Il reparut au QG (une vieille usine désaffecté pour cause de radioactivité dangereuse, sise en une friche industrielle abandonnée, comme tous les sites industriels de France), à leur plus grande surprise. Malgré leur acrimonie à son égard, car il faut bien reconnaître que Lorenzo les avait odieusement snobés, ils lui firent bon accueil. Après les embrassades de rigueur, les couteaux, matraques, gode (???) sortirent des poches mais c’était un ultime baroud d’honneur. On n’est pas des sauvages tout de même.
Gode ? Oui car Jo était là aussi, toujours aussi fantasque. Le colosse faussement simplet et masturbateur compulsif avait mis le feu à son centre psychiatrique et s’était éclipsé dans la confusion. Comme cela arrangeait bien le personnel qui considérait que sa place était plutôt dans un zoo (« c’est pas humain, ce mec »), on l’avait déclaré mort, carbonisé.
Jo n’avait plus d’existence légale, rayé des cadres. Il était hors du système.
Il rayonnait de bonheur et de… Je vous passe les détails.
En son for intérieur, Fabrice était heureux du retour de Lorenzo, car il se trouvait présentement dans la… mouise.
Lui aussi avant fait son come-back en Frankaouiland après son escapade Londonienne pour échapper à la colère de Denis le tordu (voir l’affaire de la mallette et ne me demandez pas ce qu’il y a dedans !)… mais il était en fait tombé de Charybde et Scylla, comme Homère avant lui.

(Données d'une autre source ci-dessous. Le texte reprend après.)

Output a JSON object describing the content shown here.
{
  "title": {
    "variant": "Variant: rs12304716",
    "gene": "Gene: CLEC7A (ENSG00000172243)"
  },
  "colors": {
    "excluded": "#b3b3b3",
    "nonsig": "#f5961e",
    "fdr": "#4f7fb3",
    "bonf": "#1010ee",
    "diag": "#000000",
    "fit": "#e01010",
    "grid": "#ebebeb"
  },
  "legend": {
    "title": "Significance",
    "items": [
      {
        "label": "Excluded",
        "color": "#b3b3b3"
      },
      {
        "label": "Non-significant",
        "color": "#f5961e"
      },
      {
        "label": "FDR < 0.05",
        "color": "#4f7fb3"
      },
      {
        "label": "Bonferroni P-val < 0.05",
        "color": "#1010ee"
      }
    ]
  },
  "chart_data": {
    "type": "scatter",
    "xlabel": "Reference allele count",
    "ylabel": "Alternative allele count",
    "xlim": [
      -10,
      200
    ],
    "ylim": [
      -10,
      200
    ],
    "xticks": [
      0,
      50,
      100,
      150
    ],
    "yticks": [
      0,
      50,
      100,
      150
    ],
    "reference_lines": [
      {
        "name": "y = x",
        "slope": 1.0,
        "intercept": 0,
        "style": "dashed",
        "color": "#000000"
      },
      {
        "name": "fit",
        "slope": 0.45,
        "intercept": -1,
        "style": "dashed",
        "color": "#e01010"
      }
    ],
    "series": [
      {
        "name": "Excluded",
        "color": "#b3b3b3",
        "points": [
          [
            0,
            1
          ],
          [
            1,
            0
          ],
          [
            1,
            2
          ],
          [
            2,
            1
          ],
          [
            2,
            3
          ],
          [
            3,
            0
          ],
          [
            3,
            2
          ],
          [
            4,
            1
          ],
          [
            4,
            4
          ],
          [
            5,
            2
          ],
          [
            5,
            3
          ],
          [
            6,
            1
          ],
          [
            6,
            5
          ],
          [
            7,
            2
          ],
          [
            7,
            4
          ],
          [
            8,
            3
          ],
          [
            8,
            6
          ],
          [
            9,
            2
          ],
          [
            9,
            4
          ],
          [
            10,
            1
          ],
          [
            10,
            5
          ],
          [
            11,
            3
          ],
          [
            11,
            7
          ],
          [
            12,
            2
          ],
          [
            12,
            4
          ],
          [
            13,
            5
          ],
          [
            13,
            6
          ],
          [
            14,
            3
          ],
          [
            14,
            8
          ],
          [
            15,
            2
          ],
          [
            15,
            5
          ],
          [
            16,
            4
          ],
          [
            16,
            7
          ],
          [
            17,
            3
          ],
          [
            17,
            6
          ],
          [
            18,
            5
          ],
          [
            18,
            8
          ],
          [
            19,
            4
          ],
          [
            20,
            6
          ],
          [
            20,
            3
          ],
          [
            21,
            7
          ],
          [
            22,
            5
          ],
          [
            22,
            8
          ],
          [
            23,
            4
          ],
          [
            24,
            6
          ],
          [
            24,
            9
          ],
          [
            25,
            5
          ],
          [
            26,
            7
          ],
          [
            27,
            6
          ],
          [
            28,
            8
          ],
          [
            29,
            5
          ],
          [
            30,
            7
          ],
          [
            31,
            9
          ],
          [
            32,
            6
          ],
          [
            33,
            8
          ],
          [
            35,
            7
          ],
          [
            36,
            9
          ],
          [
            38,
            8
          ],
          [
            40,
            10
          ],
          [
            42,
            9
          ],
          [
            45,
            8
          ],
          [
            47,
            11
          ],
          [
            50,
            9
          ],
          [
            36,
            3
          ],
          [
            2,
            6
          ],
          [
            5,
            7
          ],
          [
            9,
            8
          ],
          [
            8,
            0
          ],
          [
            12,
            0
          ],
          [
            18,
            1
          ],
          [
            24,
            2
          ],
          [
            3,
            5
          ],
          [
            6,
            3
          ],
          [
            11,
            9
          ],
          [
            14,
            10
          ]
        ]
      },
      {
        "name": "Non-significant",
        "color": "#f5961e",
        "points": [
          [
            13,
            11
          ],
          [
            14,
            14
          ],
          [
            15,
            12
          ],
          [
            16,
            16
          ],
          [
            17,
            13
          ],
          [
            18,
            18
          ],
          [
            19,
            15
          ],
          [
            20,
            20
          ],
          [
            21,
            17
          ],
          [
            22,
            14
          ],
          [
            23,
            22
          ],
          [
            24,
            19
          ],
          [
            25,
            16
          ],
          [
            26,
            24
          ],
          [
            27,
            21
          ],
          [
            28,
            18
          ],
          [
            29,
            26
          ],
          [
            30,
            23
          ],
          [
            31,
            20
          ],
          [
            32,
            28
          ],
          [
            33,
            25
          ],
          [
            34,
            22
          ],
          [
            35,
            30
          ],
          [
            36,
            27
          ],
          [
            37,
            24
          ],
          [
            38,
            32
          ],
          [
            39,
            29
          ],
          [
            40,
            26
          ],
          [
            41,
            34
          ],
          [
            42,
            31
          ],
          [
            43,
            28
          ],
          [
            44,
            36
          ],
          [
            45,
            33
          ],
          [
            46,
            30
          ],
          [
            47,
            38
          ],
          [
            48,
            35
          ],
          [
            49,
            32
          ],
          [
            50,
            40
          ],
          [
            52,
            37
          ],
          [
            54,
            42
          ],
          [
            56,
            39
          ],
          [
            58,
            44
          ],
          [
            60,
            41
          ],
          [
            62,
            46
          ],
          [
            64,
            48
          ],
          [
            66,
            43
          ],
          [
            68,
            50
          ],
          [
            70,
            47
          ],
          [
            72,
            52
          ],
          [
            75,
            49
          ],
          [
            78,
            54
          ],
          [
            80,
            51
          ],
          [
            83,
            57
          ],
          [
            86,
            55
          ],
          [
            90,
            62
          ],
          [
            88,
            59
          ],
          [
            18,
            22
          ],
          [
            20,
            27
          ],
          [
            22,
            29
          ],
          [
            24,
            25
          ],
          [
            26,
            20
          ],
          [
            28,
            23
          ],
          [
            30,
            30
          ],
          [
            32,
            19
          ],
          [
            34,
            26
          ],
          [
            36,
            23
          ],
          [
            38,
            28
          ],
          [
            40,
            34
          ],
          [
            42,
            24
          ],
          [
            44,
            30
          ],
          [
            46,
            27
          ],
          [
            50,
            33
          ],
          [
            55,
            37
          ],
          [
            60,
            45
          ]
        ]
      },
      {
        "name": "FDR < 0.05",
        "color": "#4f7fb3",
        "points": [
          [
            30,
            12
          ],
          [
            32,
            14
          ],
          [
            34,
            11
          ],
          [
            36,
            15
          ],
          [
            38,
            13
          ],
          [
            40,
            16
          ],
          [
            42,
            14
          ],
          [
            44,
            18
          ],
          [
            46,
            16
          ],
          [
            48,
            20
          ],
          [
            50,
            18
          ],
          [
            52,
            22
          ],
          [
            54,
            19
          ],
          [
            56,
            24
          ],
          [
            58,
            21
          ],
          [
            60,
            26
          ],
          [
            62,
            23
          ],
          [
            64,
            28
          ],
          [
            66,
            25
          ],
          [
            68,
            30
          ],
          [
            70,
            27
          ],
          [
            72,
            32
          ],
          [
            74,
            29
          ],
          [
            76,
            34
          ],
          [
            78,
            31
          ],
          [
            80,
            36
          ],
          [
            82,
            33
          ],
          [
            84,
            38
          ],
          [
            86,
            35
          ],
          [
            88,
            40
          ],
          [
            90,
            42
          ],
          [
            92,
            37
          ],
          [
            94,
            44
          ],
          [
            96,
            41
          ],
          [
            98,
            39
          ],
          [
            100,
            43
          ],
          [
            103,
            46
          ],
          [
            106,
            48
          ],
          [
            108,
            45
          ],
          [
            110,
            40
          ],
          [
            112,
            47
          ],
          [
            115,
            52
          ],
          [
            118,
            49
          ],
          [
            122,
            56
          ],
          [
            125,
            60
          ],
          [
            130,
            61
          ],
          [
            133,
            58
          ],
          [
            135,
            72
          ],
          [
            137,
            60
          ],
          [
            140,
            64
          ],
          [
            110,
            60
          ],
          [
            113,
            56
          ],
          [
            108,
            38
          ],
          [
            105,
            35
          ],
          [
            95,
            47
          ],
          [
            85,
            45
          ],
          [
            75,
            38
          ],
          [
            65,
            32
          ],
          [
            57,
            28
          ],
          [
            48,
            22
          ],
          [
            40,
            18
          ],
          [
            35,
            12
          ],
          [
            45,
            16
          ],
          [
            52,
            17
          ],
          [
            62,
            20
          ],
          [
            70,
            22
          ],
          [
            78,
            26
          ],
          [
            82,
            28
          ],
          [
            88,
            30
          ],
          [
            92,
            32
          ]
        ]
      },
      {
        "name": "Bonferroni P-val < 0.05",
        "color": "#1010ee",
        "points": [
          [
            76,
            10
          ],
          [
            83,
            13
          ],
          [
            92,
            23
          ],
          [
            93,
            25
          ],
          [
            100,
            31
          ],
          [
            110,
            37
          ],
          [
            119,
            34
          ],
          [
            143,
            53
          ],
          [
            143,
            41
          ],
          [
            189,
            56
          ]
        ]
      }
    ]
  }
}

Il bossait alors dans un resto tenu par une jolie rousse, un peu grosse mais affable. Hélas, cette dernière s’était mise en tête de l’appeler « chouchou ». C’en était trop ! Un type de son calibre en couple ? Never !
Il était donc retourné voir Denis, avait plaidé sa cause avec ferveur (en chargeant Lorenzo à mort) et… accepta un travail.
— Mais bordel, c’était bien payé ! Et j’avais pas vraiment le choix… rapport à la mallette ! Mais bordel, elle est où la mallette ?
— Tuer la femme de Big Patato ? Toi ? s’esclaffa Lorenzo.
— Fabrice trop con, pouffa Jo.
— Mais quoi ! Faut se diversifier dans la vie ! On végète, on meurt ! Et j’ai quasi réussi en fait. Quasi. J’ai eu un problème, ça arrive… Mais j’étais à ça ! À ça !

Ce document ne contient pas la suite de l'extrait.